Your wife wasn’t mad about the money. She was mad about your having a secret with your brother that put her in the position of the person from whom the secret was kept.

You don’t have to tell your spouse everything to sustain true love, but you can’t have an understanding with anyone else that leaves your spouse in the dark.

Conversely, true love needs some secrets between the spouses that leave other people in the dark.

[I’m going to use spouse to refer to the person you’re committed to in love, whether married or not, gay or straight. It’s a good word because it’s gender neutral and it doesn’t mean any other kind of relationship. Lover applies to any encounter, partner applies to business and card games, and so on. Not all spouses seek true love, but I’m assuming you do.]

The implicit rules of any relationship define the relationship and protect its functions. The functions of true love include romantic bonding (the feeling of being loved and in love), sexual intimacy, and friendship; typically, living as housemates; financial partnership or at least interdependence; and, often, co-parenting. Owning pets jointly can go under housemates or co-parenting, depending on how you feel about the pets (fish versus dogs).

The intimacy required for true love (as opposed to friends and housemates, which is where many relationships end up—or just housemates) demands openness by both spouses, and this in turn demands intense trust that your intimacy will not be betrayed. Without the trust, you won’t reveal yourself. But what exactly are you trusting your spouse to do or not do?

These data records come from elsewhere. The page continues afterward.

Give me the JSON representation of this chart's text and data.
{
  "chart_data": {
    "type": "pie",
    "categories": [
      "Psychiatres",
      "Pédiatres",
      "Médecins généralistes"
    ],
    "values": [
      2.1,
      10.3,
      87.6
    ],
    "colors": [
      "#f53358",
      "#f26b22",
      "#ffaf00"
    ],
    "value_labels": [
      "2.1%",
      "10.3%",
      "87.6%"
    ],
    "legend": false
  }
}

Whenever a third party is involved, true love requires the third party to be treated as the third party, and the lovers as a dyad. A spouse can be in a dyad with another person, but not if the spouse is cast in the role of the third party. You can be in multiple dyads, and you can even be in several intimate dyads, but you can’t be in multiple dyads that turn your spouse into a third party and expect to reap the benefits that come from spouses putting each other first.

Also, you need to make sure you both agree on the rules about spending money without consulting each other. Generally, you should each keep some discretionary money as your own, even if it’s only a few dollars, and you should agree on some amount above which you will not spend joint funds without consulting each other. If you are rich, you could easily have amassed $500 of your own money to spend as you wish (if only you don’t alienate your spouse in the process). “Rich” is the term for couples who, when bills come in, just pay them. (“Middle class” is the term for people who have to get up and work; “wealthy,” “unemployed,” “artistic,” and “poor” are some of the terms for people who don’t.)